Geçen haftadan beri Kemal Kılıçdaroğlu'nun 15 Temmuz destanını itibarsızlaştırmak için neden bu kadar gayret ettiğini konuşup duruyoruz.
Gerekçeler sıralıyoruz.
CHP'nin başına geldiği günden beri FETÖ'yle uyumlu bir çizgi tutturmasından, bu tutumunun onu kaçınılmaz olarak 15 Temmuz direnişine karşı konumlandırdığından söz ediyoruz.
Dışa bağımlı siyasetinden dem vuruyor, Avrupa'nın izinden gittiğini söylüyoruz.
15 Temmuz'la birlikte Erdoğan düşmanlığı sermayesini yitirdiğini ve bu sermayeyi yeniden elde etmek için bu itibarsızlaştırma projesine giriştiğini belirtiyoruz.
Oysa bunlar ikincil gerekçelermiş. Asıl gerekçe başkaymış. Meğerse hicabından böyle davranıyormuş Kemal Bey.
Ne çok üzerine gitmiş, ne çok hakkına girmişiz.
15 Temmuz gecesi, Cumhurbaşkanı Erdoğan ailesiyle birlikte binbir zahmetle Marmaris'ten İstanbul Atatürk Havalimanı'na doğru yola çıkmaya hazırlanırken Kemal Bey aynı havalimanından tüymeye çalışıyormuş.
Görüntüler net. Kemal Bey'in paniği de. Fakat ilginç bir husus da dikkati çekmiyor değil. Kılıçdaroğlu VIP'ın kapısından çıkıyor, tankları görüyor geri dönüyor.
Kimse Kemal Bey'e ilişmiyor. Kısa süre sonra tanklar çekiliyor. Sonra Kemal Bey çıkıyor. Sokaklarda korkunç katliamlar yapan, vatandaşlarımızı şehit eden o tanklar Kılıçdaroğlu'na yol açıyor.
Sonuçta kolay değil.
"Türkiye'de darbe olursa tankın üzerine ilk ben çıkarım" demiş insan.

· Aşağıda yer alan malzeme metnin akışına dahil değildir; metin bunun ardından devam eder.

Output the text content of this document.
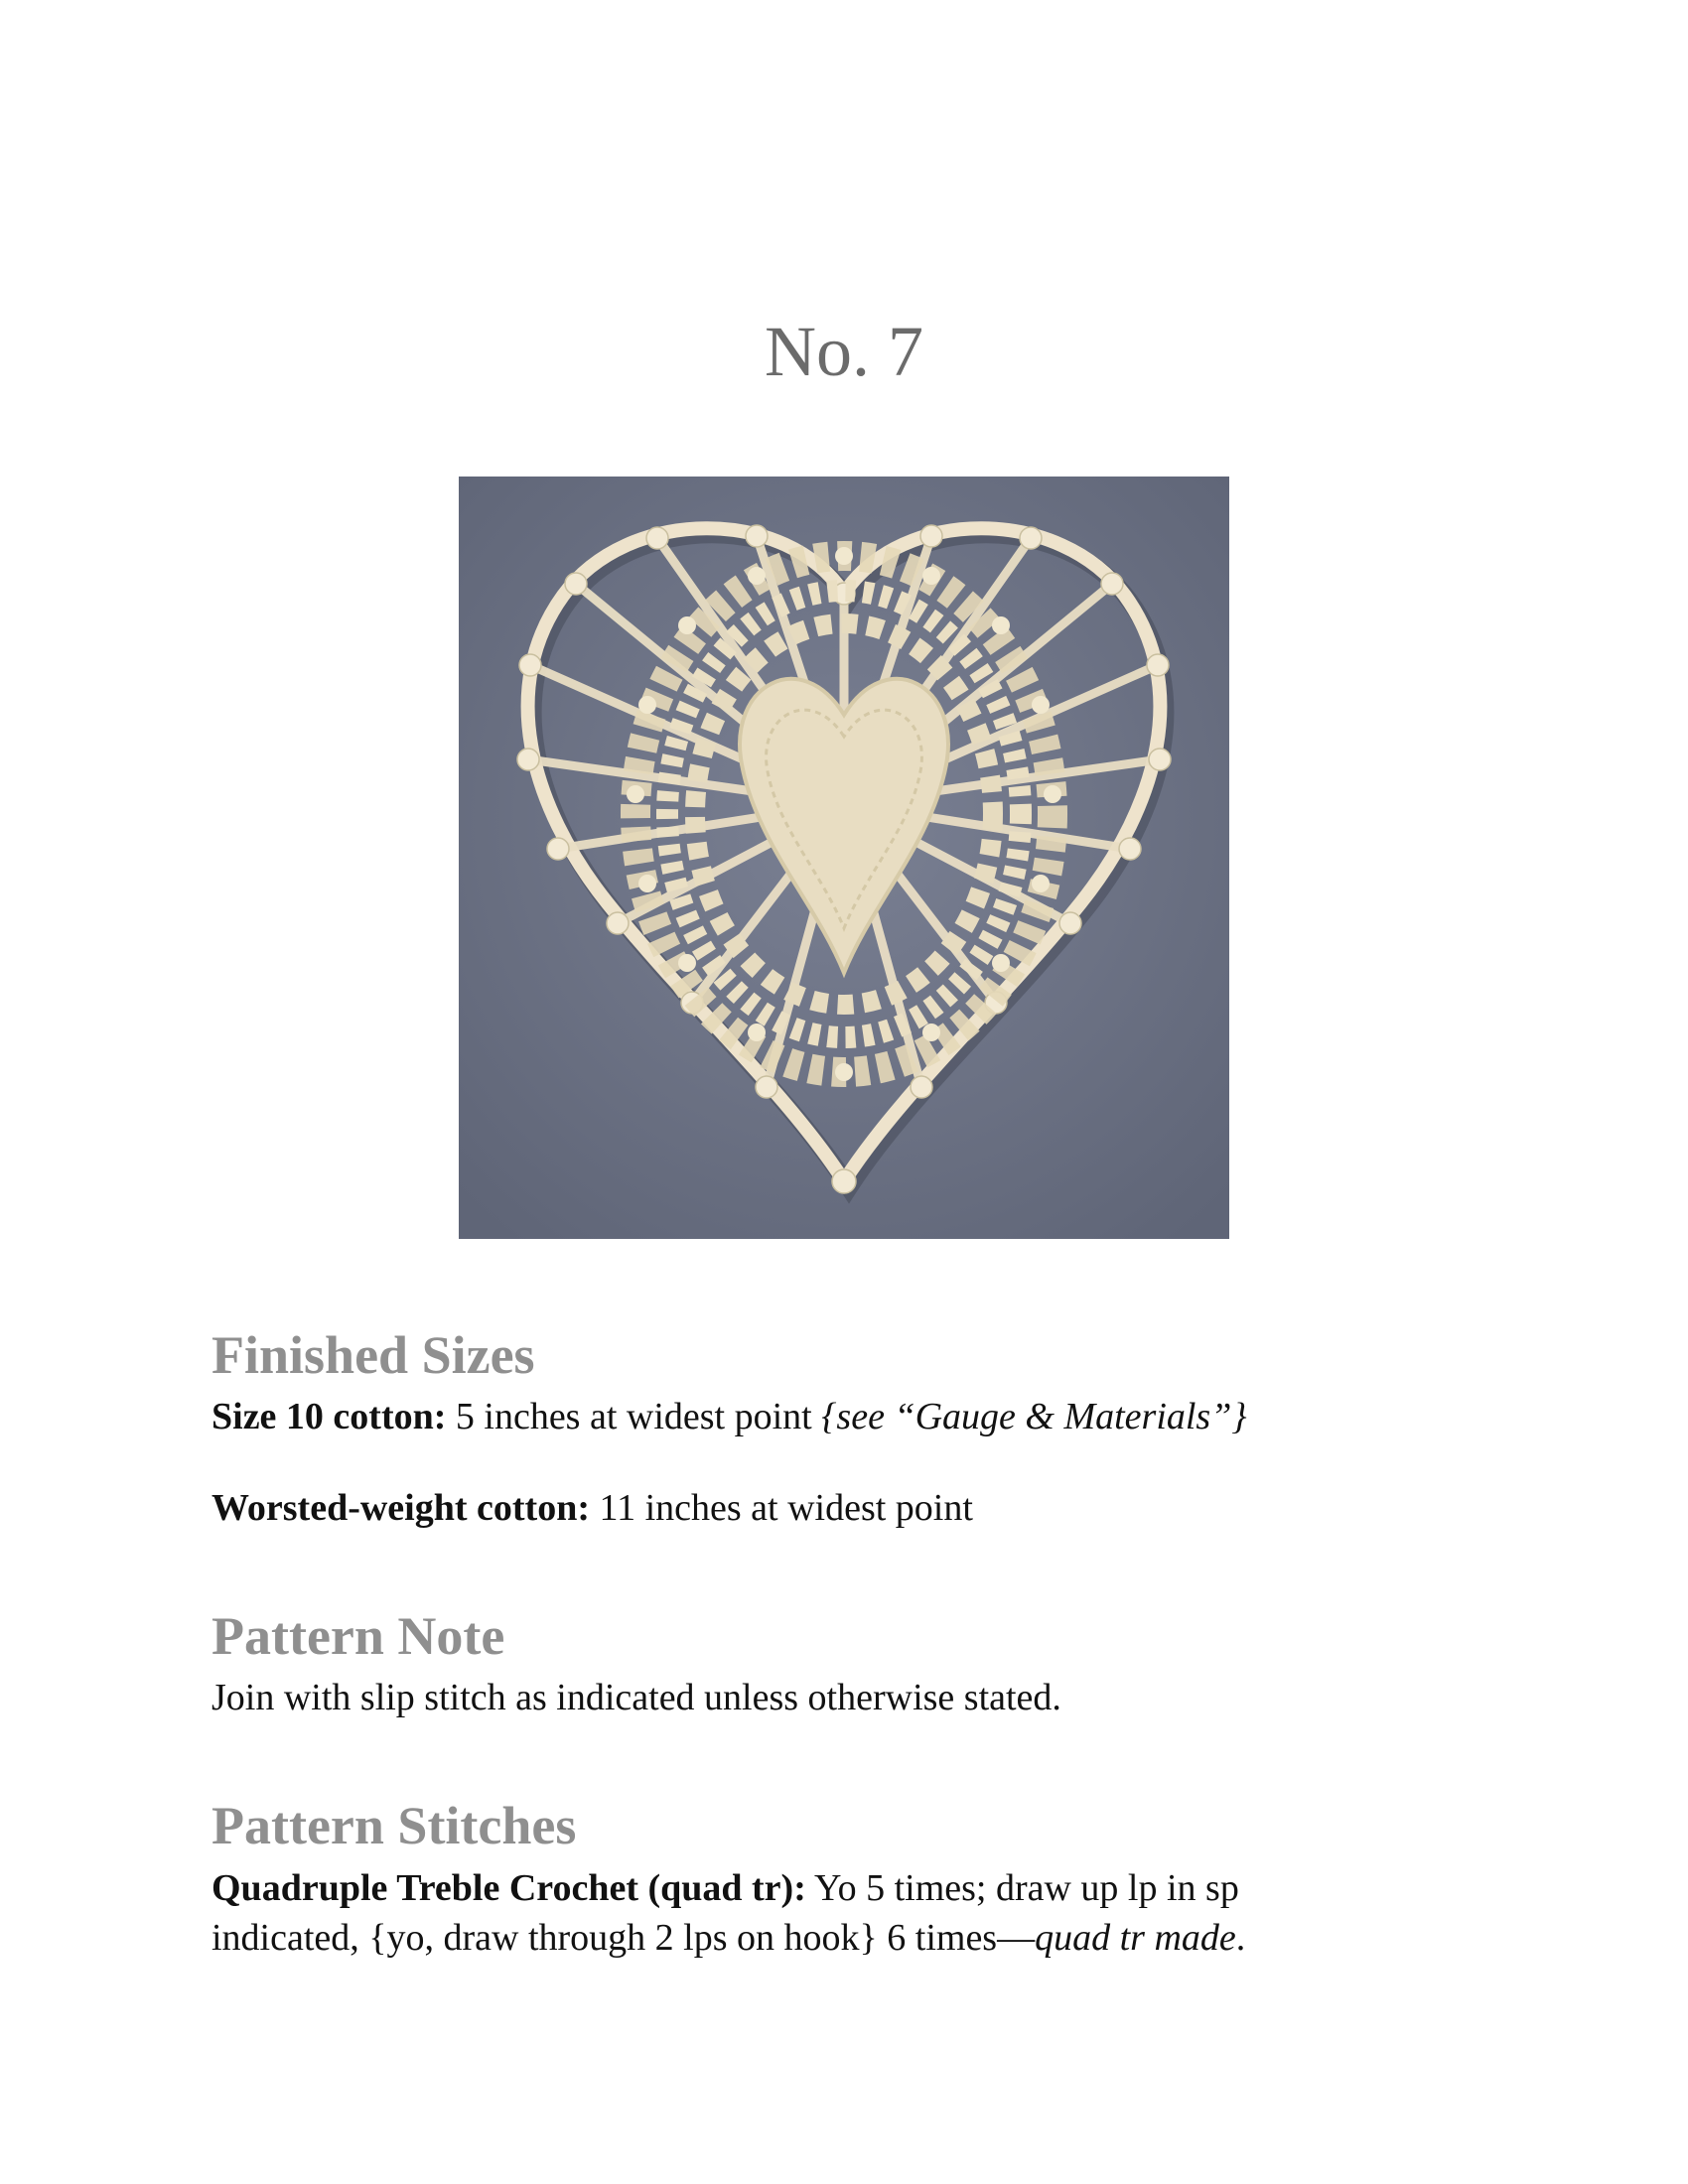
No. 7
Finished Sizes

Size 10 cotton: 5 inches at widest point {see “Gauge & Materials”}

Worsted-weight cotton: 11 inches at widest point

Pattern Note

Join with slip stitch as indicated unless otherwise stated.

Pattern Stitches

Quadruple Treble Crochet (quad tr): Yo 5 times; draw up lp in sp indicated, {yo, draw through 2 lps on hook} 6 times—quad tr made.
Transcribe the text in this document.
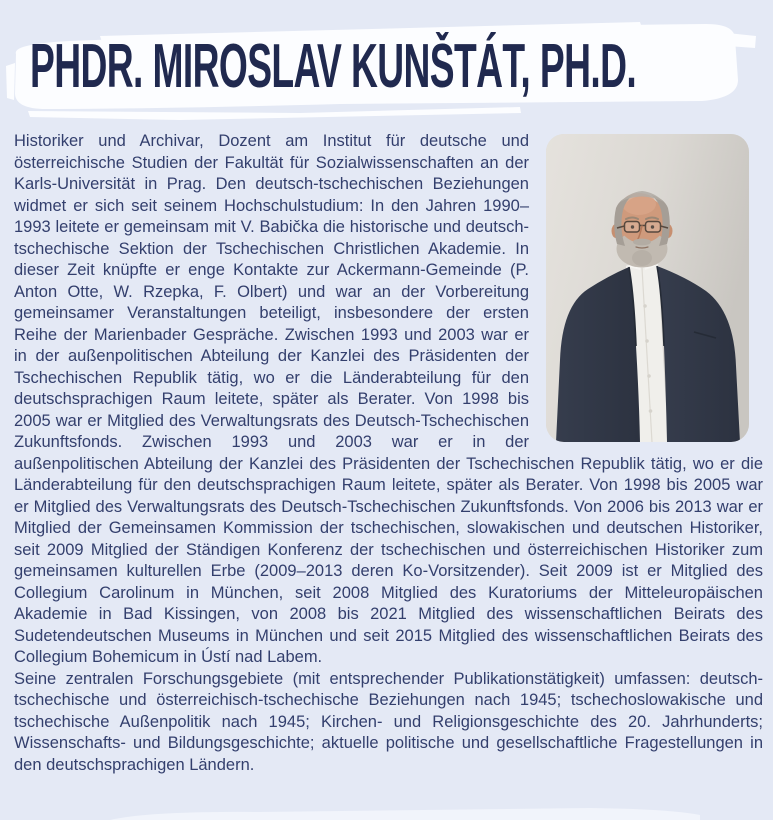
PHDR. MIROSLAV KUNŠTÁT, PH.D.

Historiker und Archivar, Dozent am Institut für deutsche und österreichische Studien der Fakultät für Sozialwissenschaften an der Karls-Universität in Prag. Den deutsch-tschechischen Beziehungen widmet er sich seit seinem Hochschulstudium: In den Jahren 1990–1993 leitete er gemeinsam mit V. Babička die historische und deutsch-tschechische Sektion der Tschechischen Christlichen Akademie. In dieser Zeit knüpfte er enge Kontakte zur Ackermann-Gemeinde (P. Anton Otte, W. Rzepka, F. Olbert) und war an der Vorbereitung gemeinsamer Veranstaltungen beteiligt, insbesondere der ersten Reihe der Marienbader Gespräche. Zwischen 1993 und 2003 war er in der außenpolitischen Abteilung der Kanzlei des Präsidenten der Tschechischen Republik tätig, wo er die Länderabteilung für den deutschsprachigen Raum leitete, später als Berater. Von 1998 bis 2005 war er Mitglied des Verwaltungsrats des Deutsch-Tschechischen Zukunftsfonds. Zwischen 1993 und 2003 war er in der außenpolitischen Abteilung der Kanzlei des Präsidenten der Tschechischen Republik tätig, wo er die Länderabteilung für den deutschsprachigen Raum leitete, später als Berater. Von 1998 bis 2005 war er Mitglied des Verwaltungsrats des Deutsch-Tschechischen Zukunftsfonds. Von 2006 bis 2013 war er Mitglied der Gemeinsamen Kommission der tschechischen, slowakischen und deutschen Historiker, seit 2009 Mitglied der Ständigen Konferenz der tschechischen und österreichischen Historiker zum gemeinsamen kulturellen Erbe (2009–2013 deren Ko-Vorsitzender). Seit 2009 ist er Mitglied des Collegium Carolinum in München, seit 2008 Mitglied des Kuratoriums der Mitteleuropäischen Akademie in Bad Kissingen, von 2008 bis 2021 Mitglied des wissenschaftlichen Beirats des Sudetendeutschen Museums in München und seit 2015 Mitglied des wissenschaftlichen Beirats des Collegium Bohemicum in Ústí nad Labem.

Seine zentralen Forschungsgebiete (mit entsprechender Publikationstätigkeit) umfassen: deutsch-tschechische und österreichisch-tschechische Beziehungen nach 1945; tschechoslowakische und tschechische Außenpolitik nach 1945; Kirchen- und Religionsgeschichte des 20. Jahrhunderts; Wissenschafts- und Bildungsgeschichte; aktuelle politische und gesellschaftliche Fragestellungen in den deutschsprachigen Ländern.
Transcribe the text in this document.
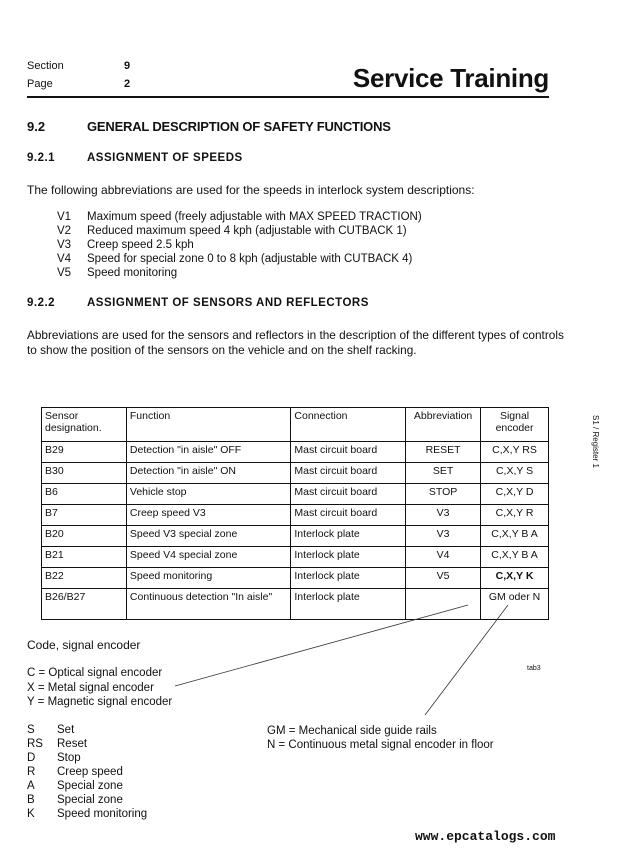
Section	9
Page	2	Service Training
9.2	GENERAL DESCRIPTION OF SAFETY FUNCTIONS
9.2.1	ASSIGNMENT OF SPEEDS
The following abbreviations are used for the speeds in interlock system descriptions:
V1 Maximum speed (freely adjustable with MAX SPEED TRACTION)
V2 Reduced maximum speed 4 kph (adjustable with CUTBACK 1)
V3 Creep speed 2.5 kph
V4 Speed for special zone 0 to 8 kph (adjustable with CUTBACK 4)
V5 Speed monitoring
9.2.2	ASSIGNMENT OF SENSORS AND REFLECTORS
Abbreviations are used for the sensors and reflectors in the description of the different types of controls
to show the position of the sensors on the vehicle and on the shelf racking.
Sensor
designation.	Function	Connection	Abbreviation	Signal
encoder
B29	Detection "in aisle" OFF	Mast circuit board	RESET	C,X,Y RS
B30	Detection "in aisle" ON	Mast circuit board	SET	C,X,Y S
B6	Vehicle stop	Mast circuit board	STOP	C,X,Y D
B7	Creep speed V3	Mast circuit board	V3	C,X,Y R
B20	Speed V3 special zone	Interlock plate	V3	C,X,Y B A
B21	Speed V4 special zone	Interlock plate	V4	C,X,Y B A
B22	Speed monitoring	Interlock plate	V5	C,X,Y K
B26/B27	Continuous detection "In aisle"	Interlock plate		GM oder N
S1 / Register 1
tab3
Code, signal encoder
C = Optical signal encoder
X = Metal signal encoder
Y = Magnetic signal encoder
GM = Mechanical side guide rails
N = Continuous metal signal encoder in floor
S Set
RS Reset
D Stop
R Creep speed
A Special zone
B Special zone
K Speed monitoring
www.epcatalogs.com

İki gündür Türkiye ekranlarda, gazetelerde tanktan nasıl kaçtığını, sonra da tankların ona nasıl yol açtığını izliyor.
Aynı saatlerde insanlar akın akın havaalanına hareket ediyor. Kılıçdaroğlu ise orada durmak, vatandaşlarla birlikte darbeye karşı tavır almak yerine güvenli bir limana, Bakırköy Belediye Başkanı'nın evine sığınıyor.
Sonra gidişata göre pozisyon alıyor.